Hedgerows surrounding organic apple orchards in north-west Spain: potential to conserve beneficial insects
Agricultural and Forest Entomology
Flowering plant species in hedgerows may be food sources for beneficial insects and therefore play a role in biodiversity conservation and agroecosystem functioning. Research was conducted in eight organic cider-apple orchards in Asturias (north-west Spain) aiming to (i) identify the native flowering plants in the surrounding hedgerows and (ii) assess the attractiveness of those flowers for beneficial insects, such as pollinators and natural enemies of pests.
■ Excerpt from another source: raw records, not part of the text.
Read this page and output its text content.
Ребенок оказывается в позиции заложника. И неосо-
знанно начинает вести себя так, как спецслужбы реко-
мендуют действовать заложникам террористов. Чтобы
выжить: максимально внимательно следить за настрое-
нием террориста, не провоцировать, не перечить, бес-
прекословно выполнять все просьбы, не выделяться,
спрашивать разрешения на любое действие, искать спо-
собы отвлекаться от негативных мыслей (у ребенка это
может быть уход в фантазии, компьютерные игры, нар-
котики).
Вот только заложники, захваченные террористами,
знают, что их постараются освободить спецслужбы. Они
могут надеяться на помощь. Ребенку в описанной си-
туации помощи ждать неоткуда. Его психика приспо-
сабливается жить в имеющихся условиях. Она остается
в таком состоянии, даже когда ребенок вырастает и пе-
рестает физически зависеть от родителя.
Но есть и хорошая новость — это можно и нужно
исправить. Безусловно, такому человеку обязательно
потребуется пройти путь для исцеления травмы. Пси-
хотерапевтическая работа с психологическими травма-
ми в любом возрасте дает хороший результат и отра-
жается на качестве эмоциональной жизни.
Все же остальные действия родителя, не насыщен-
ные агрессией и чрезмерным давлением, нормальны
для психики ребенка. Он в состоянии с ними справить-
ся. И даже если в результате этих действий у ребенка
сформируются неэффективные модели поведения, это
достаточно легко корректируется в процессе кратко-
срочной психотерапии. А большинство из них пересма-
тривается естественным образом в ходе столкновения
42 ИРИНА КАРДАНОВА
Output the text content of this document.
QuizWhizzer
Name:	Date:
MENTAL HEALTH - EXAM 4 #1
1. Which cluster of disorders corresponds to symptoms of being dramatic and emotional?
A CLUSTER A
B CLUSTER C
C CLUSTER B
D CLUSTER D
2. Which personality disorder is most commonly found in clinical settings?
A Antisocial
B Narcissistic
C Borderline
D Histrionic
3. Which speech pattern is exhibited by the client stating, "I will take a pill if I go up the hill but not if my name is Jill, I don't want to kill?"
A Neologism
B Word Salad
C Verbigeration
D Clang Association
A total of 7745 flowers belonging to 63 plant species were recorded in the hedgerows from May to September 2012. Flower abundance and species richness decreased as the season progressed. Orchard differences were observed for plant species richness but not for the total number of flowers in the hedgerows, likely as a result of similar management among orchards. Hymenoptera pollinators (honey bees, bumblebees and wild bees) accounted for 37.8% of the total insects recorded visiting flowers, whereas predatory hoverflies (14.9%) were the dominant natural enemies. The attractiveness for insects was assessed for 21 of the flowering plant species identified in the hedgerows. Flowering plants differed in the number of taxa that they attracted and in their attractiveness for particular insect groups and for insects as a whole. The present study described the floral composition of the hedgerows that surround apple orchards and identified the local floral resources that could provide benefits for farmers by improving ecosystem services of pollination and biological control of pests.